= Hellmut Lange =

German actor (1923–2011)

Hellmut Lange (19 January 1923 – 13 January 2011) was an actor and journalist who became famous as an action hero on TV and eventually succeeded as presenter on popular TV show Kennen Sie Kino? or Do You Know Film?

==Acting career==
Hellmut Lange started his acting career on radio drama shows for the West German Radio Station Sender Freies Berlin also known as Radio Free Berlin. After finishing his schooling he studied acting for two years in Hanover and then he worked as a stage actor in Munich. In the early fifties he played Old Shatterhand on an open air stage.

After starring in several made for television films, he was the principal actor in The Forger of London a German Edgar Wallace adaption for cinema. The next year he had one of the main roles in a TV mini series based on a story by Francis Durbridge. He also acted as the secret agent protagonist the TV series John Kling.
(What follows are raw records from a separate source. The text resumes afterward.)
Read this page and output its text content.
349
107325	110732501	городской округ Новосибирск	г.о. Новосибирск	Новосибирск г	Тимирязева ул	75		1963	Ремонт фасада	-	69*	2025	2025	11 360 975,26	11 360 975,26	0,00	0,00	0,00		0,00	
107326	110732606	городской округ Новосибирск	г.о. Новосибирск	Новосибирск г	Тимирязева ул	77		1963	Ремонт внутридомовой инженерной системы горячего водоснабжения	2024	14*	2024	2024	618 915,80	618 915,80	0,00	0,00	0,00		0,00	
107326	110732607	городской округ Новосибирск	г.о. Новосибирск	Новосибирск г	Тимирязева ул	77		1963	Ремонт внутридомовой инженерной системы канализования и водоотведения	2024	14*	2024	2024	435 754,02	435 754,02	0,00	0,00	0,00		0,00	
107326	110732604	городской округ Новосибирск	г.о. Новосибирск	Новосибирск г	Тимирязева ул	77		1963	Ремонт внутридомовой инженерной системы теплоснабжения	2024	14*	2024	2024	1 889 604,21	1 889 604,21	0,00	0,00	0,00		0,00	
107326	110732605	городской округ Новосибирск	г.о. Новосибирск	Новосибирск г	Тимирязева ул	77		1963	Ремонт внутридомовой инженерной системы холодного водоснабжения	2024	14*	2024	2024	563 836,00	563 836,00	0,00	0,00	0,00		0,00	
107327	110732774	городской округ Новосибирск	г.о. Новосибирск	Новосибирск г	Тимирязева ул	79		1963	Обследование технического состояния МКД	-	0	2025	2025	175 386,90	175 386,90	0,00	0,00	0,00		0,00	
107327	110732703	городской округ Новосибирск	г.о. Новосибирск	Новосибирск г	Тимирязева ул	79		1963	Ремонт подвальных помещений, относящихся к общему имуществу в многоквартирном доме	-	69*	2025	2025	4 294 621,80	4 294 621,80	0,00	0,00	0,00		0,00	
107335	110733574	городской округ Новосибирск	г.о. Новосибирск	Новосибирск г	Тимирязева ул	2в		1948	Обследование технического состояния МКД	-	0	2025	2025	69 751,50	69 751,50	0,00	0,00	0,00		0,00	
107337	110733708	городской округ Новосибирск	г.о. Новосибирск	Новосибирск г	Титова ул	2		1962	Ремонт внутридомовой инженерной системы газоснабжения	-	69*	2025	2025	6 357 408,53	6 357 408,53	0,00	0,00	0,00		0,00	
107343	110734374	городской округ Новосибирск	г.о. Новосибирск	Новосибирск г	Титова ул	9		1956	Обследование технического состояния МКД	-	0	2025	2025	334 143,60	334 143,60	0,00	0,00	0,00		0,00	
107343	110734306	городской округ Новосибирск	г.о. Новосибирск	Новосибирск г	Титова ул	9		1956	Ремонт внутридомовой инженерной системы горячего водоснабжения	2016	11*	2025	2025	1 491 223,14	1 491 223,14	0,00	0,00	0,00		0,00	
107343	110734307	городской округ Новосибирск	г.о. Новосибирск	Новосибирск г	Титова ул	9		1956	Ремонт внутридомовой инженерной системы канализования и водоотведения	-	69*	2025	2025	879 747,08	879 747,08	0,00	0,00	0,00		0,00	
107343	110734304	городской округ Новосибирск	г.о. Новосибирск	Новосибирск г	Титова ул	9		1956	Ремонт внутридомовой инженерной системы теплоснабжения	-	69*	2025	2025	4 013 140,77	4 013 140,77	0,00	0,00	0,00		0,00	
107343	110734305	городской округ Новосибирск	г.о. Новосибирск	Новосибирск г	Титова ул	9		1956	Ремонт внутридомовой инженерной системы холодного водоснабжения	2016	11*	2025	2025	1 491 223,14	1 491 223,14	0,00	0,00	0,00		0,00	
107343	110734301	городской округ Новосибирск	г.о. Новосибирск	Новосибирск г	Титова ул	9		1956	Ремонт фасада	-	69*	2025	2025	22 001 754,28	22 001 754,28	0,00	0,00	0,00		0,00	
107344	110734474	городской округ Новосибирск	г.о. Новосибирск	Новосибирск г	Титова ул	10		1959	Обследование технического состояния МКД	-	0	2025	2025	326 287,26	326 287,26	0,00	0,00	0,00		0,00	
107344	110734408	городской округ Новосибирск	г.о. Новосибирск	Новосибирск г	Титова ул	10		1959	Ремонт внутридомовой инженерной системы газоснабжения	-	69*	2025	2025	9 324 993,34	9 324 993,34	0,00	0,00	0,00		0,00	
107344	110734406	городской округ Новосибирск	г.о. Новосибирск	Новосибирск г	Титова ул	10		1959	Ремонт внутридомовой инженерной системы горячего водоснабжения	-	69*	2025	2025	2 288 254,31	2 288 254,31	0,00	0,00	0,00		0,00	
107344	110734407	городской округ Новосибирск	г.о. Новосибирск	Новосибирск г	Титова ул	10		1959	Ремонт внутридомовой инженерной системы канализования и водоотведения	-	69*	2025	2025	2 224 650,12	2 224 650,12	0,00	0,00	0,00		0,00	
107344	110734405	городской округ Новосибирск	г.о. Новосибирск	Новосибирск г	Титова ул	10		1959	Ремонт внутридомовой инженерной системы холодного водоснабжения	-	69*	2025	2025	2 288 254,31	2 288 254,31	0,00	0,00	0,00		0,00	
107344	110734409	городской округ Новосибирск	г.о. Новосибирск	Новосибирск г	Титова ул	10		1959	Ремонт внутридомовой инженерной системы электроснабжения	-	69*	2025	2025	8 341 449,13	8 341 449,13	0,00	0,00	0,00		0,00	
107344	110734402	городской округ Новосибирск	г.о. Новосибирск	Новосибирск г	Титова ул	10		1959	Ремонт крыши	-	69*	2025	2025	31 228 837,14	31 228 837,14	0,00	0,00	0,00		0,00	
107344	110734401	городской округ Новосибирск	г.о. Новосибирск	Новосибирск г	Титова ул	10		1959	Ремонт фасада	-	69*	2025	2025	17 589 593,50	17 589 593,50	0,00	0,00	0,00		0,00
He played Natty Bumppo in a European miniseries based on James Fenimore Cooper's Leatherstocking Tales. Later he appeared in Patton (1969).

He was the German voice for Richard Harris, Charlton Heston, Paul Newman and other American stars for the German dubbed versions of their feature films.

Lederstrumpf and John Kling's Abenteuer had just been digitally remastered and released on DVD.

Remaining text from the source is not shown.